Just recording random discoveries as I work through the EasyJ book. Read if all that interested in how I think ...

I’m working my way through the book EasyJ, by Alvord and Thomson, available in PDF on the jsoftware site. As I do so, I’m trying to do at least these things:

  • Remember the verbs they talk about, their names, what they do;
  • Experiment with them to get a feeling for them;
  • Think about my target app (still bowling), and how the stuff they're talking about might fit in.

I’ve decided to log bits of what I learn here, with the hope that readers may find it interesting to see how someone tries to learn this stuff, and with the hope that some of what I record here will be useful to me later on in the learning effort.

EasyJ takes you through the usual warmup of 2 + 2, and 2 3 4 + 4 5 6 and such. Then they introduce comparators and boolean operations like and (*.) and so on.

All the time, I’m thinking of bowling. Not the game, mind you. You couldn’t get me to go bowling unless you’re awfully good looking. Scoring bowling. It’s a nice little manipulation in any language, and I’m getting the sense that a solution in J can be pretty interesting.

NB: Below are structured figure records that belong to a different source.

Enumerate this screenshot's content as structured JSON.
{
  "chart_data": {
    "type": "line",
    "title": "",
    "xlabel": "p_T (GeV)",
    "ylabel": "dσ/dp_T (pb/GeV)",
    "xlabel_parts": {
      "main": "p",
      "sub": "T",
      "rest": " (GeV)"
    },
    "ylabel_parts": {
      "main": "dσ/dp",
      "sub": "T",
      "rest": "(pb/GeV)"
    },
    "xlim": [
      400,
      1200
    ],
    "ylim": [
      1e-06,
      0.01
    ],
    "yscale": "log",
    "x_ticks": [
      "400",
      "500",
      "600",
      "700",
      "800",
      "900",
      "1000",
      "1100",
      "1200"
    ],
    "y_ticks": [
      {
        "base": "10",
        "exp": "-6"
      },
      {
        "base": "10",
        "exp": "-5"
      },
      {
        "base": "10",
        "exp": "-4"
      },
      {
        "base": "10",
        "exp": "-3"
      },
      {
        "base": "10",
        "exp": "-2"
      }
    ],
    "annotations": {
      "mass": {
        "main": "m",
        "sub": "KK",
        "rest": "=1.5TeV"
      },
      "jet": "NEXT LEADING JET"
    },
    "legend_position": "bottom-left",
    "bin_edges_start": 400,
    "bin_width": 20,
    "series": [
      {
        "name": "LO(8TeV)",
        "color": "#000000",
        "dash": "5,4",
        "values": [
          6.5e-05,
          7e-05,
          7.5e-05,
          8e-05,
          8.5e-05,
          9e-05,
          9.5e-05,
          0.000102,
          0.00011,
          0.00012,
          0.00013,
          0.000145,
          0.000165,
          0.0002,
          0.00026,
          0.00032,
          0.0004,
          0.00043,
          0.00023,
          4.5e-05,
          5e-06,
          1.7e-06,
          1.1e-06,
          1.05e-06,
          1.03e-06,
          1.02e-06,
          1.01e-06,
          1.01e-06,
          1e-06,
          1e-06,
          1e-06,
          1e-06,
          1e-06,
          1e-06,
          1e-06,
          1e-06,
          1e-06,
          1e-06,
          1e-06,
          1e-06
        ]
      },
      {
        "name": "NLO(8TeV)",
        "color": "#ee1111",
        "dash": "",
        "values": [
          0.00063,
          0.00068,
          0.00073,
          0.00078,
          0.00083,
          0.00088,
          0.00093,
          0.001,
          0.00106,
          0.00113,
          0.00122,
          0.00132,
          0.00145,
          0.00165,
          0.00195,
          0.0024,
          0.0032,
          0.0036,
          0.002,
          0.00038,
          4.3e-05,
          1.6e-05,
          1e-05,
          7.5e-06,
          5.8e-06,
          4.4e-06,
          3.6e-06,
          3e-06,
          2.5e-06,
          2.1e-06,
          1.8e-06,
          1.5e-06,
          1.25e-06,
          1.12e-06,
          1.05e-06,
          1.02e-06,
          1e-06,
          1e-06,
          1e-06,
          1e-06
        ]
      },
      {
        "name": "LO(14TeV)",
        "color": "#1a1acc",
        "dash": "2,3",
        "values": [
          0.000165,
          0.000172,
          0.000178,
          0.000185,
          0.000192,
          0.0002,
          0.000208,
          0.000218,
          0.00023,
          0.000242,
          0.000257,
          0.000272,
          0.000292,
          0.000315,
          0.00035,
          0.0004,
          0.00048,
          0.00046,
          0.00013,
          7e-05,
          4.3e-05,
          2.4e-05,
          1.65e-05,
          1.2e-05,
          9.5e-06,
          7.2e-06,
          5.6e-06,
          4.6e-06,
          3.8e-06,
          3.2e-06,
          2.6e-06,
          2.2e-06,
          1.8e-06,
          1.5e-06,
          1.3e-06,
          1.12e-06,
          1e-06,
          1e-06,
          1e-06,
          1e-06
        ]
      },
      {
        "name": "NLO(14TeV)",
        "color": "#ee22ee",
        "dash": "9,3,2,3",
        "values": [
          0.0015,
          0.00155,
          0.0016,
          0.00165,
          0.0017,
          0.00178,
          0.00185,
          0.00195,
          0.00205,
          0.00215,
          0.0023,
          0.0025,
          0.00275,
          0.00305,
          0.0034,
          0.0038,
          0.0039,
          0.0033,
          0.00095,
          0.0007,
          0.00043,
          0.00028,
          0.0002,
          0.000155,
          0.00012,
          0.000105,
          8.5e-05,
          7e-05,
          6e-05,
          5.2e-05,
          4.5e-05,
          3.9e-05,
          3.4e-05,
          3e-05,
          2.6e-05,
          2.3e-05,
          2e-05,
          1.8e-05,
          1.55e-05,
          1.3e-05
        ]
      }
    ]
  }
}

I have a random game that I made up, not a very good test but good enough:

r =. 4 5 4 5 10 4 5 4 5 4 5 4 5 4 5 4 5 4 5

I’m still thinking it would be interesting to wrap the game into rows, one for each frame, and with an extra column that would contain a bonus ball if applicable.  So I started thinking “where are the 10s”, which is answered by

r=10

which returns

0 0 0 0 1 0 0 0 0 0 0 0 0 0 0 0 0 0 0

That made me think about where are the fives, just because there are more of them:

r=5
0 1 0 1 0 0 1 0 1 0 1 0 1 0 1 0 1 0 1

I can get all the fives out, via

(r=5)#r
5 5 5 5 5 5 5 5 5

But that’s not very interesting, though worth remembering. I was thinking that the indexes of the tens (or fives in this example) might be interesting … and realized that if I did the # operation on the numbers from 0 to the size of r, that would do the job:

(r=5)#i.#r
1 3 6 8 10 12 14 16 18

So that actually is slightly interesting. The indexes of values I want could be used in each row of my planned matrix above, to pull out the scores at those positions. Then I could add up each row and get the frame score.

Or, it may just suffice to pull the desired values and then compress out the zeros. Or, perhaps no need to compress out the zeros.

One more thing. I note in the expression above, r occurs twice. There is almost certainly a way to build a function that takes r as a parameter, and uses it twice. J calls those “hooks” or “forks”. I’m not up to creating one yet. At least not now. My brain is full for now.